Atlas turned to her and smiled broadly at the compliment. “Thank... You...”
“Did you... use lilac water?” Leota asked.
Atlas smiled again. When he exhaled, the scent was unmistakable.
“Well, you know,” Jenga began, “seein’ as Erik let me off with community service as long as I kept my practice running and didn’t steal anything, I’ve been taking the new zombie cleanliness town ordinance seriously. I tried just dousin’ him with the stuff, but he drank the whole jug. I agree though, it is a lot nicer than his normal breath.”
Jenga smiled at her. Then, he picked a piece of... something from between his yellowed teeth. A moment later, he rubbed his nose, which set the bone stuck through his nose to wiggling. Leota allowed herself a moment’s indulgence to smile before regaining her composure.
“By the by,” he started in a second later, “what’s all that noise I keep hearin’ from your cellar.
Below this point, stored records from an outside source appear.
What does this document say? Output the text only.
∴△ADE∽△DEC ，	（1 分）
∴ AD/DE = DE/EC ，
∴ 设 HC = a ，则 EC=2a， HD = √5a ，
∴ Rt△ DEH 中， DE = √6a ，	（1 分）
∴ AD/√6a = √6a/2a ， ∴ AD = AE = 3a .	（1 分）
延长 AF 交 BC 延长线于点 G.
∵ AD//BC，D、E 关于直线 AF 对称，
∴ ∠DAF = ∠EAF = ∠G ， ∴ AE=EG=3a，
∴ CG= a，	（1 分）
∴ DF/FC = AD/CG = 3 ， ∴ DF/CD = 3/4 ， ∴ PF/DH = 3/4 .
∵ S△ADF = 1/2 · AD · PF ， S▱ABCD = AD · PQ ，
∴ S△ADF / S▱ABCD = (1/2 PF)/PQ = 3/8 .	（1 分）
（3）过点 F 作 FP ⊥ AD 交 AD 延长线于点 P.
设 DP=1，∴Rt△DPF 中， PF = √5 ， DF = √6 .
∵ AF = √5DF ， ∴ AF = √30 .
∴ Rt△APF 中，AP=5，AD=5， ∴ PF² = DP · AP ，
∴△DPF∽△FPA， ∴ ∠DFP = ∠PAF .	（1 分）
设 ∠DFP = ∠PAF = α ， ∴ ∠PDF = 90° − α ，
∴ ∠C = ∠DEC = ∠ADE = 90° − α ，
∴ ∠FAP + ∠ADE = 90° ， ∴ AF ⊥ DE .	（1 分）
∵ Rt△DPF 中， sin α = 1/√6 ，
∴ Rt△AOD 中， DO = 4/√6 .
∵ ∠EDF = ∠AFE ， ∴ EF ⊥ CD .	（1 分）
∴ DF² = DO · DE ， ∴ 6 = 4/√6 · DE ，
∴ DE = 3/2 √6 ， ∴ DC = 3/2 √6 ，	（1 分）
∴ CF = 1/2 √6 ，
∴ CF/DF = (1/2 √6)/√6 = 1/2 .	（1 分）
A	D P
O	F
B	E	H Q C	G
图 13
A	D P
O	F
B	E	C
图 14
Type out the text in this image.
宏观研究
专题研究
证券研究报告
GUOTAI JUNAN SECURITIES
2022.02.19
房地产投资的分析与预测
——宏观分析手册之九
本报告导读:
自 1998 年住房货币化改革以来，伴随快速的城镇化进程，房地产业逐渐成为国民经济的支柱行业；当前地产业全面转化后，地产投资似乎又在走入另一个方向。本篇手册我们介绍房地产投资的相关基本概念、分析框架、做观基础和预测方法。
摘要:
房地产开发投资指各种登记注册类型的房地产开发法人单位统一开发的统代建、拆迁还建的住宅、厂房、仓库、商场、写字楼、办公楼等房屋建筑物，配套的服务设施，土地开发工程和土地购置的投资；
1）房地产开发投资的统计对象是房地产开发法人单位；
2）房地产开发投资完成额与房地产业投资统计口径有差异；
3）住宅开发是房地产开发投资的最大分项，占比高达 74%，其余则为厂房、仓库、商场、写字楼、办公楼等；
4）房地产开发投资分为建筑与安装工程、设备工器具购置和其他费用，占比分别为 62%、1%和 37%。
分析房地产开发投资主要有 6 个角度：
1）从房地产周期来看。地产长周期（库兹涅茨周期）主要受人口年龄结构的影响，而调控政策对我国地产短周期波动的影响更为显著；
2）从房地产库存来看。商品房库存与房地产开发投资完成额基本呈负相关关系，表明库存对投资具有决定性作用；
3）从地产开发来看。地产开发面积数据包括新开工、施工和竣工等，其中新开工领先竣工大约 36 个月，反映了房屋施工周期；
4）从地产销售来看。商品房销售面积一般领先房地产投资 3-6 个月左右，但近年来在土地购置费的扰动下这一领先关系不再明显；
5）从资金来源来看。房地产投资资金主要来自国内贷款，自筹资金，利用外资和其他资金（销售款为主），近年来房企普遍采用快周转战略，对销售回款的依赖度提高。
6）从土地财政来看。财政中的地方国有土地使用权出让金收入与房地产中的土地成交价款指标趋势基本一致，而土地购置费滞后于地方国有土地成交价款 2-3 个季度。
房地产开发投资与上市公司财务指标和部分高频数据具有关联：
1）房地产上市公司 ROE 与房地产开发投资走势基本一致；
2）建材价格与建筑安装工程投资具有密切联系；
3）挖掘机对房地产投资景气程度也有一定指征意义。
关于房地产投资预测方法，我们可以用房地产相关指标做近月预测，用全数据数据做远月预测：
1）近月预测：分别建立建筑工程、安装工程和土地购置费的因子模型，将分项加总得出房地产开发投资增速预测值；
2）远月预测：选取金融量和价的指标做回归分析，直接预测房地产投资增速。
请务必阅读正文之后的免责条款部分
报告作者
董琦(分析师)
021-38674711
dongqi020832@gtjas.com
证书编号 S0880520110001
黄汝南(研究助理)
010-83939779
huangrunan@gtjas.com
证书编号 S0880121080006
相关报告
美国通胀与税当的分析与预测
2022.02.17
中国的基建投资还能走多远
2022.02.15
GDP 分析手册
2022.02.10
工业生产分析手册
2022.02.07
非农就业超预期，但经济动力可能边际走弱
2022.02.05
Sounds like banging.”
Leota shook her head dismissively. “I’ve got a problem with raccoon infestations. They seem to make their way into my—”
“Ain’t the Newsome bunch is it? They got into my back house a while ago. Creswell – that’s the dad - ate right through my television cable in my workshop. I got so mad I chased one of them off with a fetish doll and burned an effigy of another.” He laughed. “Then I got to feelin’ so guilty I let them all back in. Guess I’m goin’ soft in my, er, extreme old age.”
Leota closed her eyes tight and pushed her thumbs into her aching temples. “No, Jenga,” she said. “I don’t believe it’s the Newsome family having taken up residence in my cellar.”
She couldn’t believe that one obnoxious little teenager could make that much noise. And now that she was getting another shipment, she made a mental note to put more sound dampening fluffy stuff down there.